When it comes to the categories of products most purchased online by this type of consumer, it was found that the clothing category stands out the most. Then, with less frequency, consumers make online purchases such as travel, accommodation/hotels, films, books or music, events, and finally, food. Hence, we can see that this generation’s consumer does not only shop digitally, with most respondents making purchases both online and through the more traditional method in a physical store.
This study aims to contribute to a deeper understanding of the acceptance of e-commerce in Portugal by Generation Z, as well as defining the digital consumer profile of this age group. It is also hoped that it will be useful for understanding this type of consumer, contributing recent data on this subject, allowing for an increase in knowledge at a national level, and this information can be used at both an academic and business level, specifically on the themes of e-commerce and technological acceptance, thus allowing companies to see how Generation Z views the market and improve their business strategy.
One of the limitations is that not all the relationships in the proposed model were validated due to the fact that it was quite extensive, and these relationships were affected by inference. The other limitation considered is that some less efficient constructs were kept for this model in the “Constructing Reliability and Validity” section, which could have resulted in a more adjusted and meaningful model.

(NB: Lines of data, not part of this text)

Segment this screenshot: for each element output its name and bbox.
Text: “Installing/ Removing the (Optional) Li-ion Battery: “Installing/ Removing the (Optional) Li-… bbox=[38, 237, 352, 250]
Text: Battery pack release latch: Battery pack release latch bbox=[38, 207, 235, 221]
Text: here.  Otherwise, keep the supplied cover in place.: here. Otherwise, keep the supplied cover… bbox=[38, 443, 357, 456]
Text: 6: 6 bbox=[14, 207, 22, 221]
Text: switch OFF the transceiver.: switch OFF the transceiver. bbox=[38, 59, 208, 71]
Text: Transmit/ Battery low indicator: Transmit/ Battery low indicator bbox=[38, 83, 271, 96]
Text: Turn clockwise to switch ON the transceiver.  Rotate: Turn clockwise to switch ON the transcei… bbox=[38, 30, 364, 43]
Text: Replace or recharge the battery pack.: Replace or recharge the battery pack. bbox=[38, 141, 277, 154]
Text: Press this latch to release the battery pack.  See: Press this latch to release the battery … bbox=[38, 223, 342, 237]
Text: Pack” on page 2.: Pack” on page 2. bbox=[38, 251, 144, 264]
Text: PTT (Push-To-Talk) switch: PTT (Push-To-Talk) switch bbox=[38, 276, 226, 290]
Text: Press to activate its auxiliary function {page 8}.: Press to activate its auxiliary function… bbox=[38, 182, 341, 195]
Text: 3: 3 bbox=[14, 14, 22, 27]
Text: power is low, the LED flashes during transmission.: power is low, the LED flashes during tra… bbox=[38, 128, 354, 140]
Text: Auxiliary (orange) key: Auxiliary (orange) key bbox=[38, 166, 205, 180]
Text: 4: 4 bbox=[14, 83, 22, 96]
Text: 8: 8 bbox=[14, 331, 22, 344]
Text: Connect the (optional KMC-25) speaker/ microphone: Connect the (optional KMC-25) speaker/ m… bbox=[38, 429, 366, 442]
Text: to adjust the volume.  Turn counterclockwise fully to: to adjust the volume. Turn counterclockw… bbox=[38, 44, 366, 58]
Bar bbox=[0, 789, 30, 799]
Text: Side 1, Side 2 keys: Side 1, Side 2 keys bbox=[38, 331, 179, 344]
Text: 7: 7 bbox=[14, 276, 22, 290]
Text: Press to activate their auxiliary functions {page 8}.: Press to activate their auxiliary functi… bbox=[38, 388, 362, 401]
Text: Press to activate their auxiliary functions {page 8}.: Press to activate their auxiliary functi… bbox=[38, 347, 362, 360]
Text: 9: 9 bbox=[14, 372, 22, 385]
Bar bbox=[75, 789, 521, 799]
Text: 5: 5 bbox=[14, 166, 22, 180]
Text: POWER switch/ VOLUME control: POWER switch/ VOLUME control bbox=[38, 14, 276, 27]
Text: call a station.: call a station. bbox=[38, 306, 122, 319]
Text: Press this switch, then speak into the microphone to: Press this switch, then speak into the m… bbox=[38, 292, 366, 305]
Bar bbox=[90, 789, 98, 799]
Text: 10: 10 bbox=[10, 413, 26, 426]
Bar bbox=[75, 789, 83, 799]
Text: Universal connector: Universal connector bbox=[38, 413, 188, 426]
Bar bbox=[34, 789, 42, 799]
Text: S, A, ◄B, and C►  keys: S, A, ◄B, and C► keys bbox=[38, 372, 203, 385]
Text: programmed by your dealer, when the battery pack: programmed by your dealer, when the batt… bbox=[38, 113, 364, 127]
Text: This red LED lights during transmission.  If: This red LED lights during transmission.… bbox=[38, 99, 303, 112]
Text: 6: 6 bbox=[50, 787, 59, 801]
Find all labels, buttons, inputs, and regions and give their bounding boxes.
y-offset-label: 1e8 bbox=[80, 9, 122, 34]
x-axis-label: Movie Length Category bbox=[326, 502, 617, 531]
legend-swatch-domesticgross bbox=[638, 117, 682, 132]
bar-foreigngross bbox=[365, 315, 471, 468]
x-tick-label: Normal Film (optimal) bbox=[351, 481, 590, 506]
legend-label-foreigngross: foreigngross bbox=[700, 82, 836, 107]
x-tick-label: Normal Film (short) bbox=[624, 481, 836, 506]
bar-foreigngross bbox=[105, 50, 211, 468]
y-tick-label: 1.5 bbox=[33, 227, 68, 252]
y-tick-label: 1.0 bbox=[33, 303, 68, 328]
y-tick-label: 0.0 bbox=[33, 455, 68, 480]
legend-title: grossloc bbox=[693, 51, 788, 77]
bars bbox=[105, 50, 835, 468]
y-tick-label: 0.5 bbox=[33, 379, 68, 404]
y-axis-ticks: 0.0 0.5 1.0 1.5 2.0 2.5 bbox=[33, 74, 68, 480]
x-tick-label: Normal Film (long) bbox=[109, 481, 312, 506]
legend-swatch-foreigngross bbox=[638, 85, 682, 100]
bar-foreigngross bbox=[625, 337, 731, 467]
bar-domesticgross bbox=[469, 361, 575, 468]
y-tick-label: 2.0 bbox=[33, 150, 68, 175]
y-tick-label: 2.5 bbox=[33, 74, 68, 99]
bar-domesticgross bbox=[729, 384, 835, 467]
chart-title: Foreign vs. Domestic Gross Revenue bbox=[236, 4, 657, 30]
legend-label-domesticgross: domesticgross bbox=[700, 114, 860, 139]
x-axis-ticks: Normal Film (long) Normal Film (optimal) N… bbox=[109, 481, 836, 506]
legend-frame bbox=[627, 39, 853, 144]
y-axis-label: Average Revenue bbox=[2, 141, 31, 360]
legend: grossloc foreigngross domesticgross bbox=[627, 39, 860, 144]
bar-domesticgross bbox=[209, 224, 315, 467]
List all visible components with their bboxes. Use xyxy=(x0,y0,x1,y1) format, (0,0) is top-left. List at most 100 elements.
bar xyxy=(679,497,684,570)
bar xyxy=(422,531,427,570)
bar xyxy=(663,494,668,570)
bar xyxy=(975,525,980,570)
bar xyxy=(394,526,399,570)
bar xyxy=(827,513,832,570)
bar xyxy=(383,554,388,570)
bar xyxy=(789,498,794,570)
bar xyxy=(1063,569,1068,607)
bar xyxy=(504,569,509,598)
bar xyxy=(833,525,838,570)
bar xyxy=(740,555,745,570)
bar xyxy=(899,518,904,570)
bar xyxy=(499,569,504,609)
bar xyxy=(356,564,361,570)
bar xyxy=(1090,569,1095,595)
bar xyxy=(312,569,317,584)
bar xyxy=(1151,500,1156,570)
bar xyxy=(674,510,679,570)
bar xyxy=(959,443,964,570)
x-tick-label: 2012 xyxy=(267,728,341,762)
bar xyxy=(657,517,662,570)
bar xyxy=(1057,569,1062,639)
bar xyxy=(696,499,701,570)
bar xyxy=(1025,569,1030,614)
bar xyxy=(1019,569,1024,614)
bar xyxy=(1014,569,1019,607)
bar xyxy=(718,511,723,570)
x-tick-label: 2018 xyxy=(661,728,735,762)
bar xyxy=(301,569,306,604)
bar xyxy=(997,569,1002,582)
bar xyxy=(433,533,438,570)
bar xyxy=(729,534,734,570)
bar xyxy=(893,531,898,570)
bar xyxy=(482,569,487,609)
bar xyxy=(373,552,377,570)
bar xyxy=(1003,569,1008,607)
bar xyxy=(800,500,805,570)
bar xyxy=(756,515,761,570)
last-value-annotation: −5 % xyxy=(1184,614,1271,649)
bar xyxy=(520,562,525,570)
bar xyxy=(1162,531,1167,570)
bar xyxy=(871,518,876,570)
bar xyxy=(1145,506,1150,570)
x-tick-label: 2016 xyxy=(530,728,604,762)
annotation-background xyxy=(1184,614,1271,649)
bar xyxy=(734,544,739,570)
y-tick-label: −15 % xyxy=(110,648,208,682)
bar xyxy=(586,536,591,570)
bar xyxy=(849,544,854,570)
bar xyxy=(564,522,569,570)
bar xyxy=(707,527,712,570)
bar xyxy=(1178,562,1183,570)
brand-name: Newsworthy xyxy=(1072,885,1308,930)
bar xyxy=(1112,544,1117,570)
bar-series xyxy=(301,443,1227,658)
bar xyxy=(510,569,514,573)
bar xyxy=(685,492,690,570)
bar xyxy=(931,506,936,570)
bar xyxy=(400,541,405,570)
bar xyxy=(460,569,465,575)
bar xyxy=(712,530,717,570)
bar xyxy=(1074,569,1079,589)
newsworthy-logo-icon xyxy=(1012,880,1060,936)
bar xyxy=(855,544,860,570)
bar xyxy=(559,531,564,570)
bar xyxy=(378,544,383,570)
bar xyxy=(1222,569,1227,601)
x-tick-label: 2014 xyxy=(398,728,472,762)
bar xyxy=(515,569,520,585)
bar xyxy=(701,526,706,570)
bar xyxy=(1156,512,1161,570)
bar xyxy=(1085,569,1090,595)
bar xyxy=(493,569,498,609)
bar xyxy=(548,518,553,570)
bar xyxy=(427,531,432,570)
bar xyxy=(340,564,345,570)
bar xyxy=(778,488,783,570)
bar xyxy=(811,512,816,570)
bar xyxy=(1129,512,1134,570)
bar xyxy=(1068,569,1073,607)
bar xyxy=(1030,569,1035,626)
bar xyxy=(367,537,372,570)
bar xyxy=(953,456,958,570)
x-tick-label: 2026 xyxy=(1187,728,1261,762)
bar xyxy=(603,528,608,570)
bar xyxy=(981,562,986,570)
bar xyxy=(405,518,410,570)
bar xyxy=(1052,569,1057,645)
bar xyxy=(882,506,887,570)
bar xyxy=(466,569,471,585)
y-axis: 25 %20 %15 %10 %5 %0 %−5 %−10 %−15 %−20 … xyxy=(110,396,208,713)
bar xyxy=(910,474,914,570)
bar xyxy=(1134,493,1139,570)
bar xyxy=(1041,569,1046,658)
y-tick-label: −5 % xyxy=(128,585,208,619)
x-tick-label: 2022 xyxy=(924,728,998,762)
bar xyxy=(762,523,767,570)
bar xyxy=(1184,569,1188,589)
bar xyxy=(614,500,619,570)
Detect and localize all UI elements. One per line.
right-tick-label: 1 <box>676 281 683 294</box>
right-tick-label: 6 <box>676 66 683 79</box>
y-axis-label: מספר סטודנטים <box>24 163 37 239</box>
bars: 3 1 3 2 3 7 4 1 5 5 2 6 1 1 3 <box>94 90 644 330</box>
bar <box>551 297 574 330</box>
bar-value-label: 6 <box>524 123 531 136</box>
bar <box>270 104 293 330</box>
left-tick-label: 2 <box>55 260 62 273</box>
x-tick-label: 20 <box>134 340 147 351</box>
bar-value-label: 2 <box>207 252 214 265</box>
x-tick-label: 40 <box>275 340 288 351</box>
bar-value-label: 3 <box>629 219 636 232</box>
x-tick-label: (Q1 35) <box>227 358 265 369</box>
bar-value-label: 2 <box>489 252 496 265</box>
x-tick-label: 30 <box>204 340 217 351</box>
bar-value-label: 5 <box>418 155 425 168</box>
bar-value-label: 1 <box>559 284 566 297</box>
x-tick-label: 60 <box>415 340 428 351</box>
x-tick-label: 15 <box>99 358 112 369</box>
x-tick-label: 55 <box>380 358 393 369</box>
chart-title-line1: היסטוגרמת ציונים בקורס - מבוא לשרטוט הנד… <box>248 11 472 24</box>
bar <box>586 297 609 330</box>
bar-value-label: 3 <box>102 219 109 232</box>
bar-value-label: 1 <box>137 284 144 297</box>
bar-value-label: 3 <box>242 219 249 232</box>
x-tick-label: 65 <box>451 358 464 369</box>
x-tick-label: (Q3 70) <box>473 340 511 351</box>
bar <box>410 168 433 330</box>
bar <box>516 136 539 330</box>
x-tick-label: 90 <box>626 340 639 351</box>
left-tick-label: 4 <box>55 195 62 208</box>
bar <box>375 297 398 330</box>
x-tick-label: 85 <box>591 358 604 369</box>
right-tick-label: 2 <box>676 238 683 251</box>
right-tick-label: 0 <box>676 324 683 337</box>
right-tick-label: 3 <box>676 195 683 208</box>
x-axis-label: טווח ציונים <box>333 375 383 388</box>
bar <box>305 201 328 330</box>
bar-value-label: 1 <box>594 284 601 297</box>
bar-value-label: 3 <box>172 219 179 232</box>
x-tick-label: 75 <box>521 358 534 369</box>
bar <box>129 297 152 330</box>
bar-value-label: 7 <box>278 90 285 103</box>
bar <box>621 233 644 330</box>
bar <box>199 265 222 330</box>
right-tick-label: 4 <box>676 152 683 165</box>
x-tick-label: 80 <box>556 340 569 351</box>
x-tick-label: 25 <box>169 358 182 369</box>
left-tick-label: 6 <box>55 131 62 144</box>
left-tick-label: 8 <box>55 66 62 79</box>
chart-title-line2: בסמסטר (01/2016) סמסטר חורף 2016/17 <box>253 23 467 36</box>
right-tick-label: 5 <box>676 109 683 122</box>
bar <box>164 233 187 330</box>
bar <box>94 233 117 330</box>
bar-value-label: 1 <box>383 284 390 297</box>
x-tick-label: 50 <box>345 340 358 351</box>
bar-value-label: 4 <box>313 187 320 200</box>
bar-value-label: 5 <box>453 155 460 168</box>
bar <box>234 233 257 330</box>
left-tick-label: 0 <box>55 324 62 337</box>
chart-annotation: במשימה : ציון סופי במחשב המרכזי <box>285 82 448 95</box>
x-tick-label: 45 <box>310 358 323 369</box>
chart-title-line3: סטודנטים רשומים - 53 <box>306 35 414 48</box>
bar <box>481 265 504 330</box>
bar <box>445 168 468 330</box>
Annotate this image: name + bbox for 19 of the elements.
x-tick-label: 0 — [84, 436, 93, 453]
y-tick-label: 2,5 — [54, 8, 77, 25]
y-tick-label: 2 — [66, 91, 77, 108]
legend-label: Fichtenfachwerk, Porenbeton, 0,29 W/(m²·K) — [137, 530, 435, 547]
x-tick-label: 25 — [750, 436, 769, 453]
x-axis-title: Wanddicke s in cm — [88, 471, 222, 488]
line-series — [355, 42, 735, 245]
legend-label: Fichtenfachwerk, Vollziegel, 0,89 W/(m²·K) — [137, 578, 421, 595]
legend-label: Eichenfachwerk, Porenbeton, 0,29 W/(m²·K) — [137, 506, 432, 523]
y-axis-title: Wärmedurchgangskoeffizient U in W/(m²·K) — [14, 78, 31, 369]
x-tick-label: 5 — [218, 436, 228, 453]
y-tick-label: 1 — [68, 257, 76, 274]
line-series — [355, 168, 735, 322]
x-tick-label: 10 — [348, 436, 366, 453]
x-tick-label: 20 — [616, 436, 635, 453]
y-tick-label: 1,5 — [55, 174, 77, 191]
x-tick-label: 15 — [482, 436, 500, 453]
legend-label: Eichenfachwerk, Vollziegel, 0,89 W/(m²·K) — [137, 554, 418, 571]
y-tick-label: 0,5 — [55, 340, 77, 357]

In future investigations, it would be pertinent to apply this analysis model to the remaining existing generations to compare the results obtained in this study with those obtained in other generations, thus verifying if they present similar behaviour. The same analysis could be carried out in another country to understand whether this generation has the same acceptance and an identical digital consumer profile there. Testing all variables and their relationships in future research is considered pertinent. Finally, future investigations may consider e-commerce in terms of gaming/streaming products. This was one of the categories that was not included in the survey. However, of those types that were not included, it was among the most suggested by respondents. This study could be replicated with a larger sample, with a need for greater attention to be paid to the items that are retained or eliminated in each of the constructs, dimensions or latent variables, thus revising the analysis carried out in the “Constructing Reliability and Validity” section until a more adjusted and meaningful model is achieved.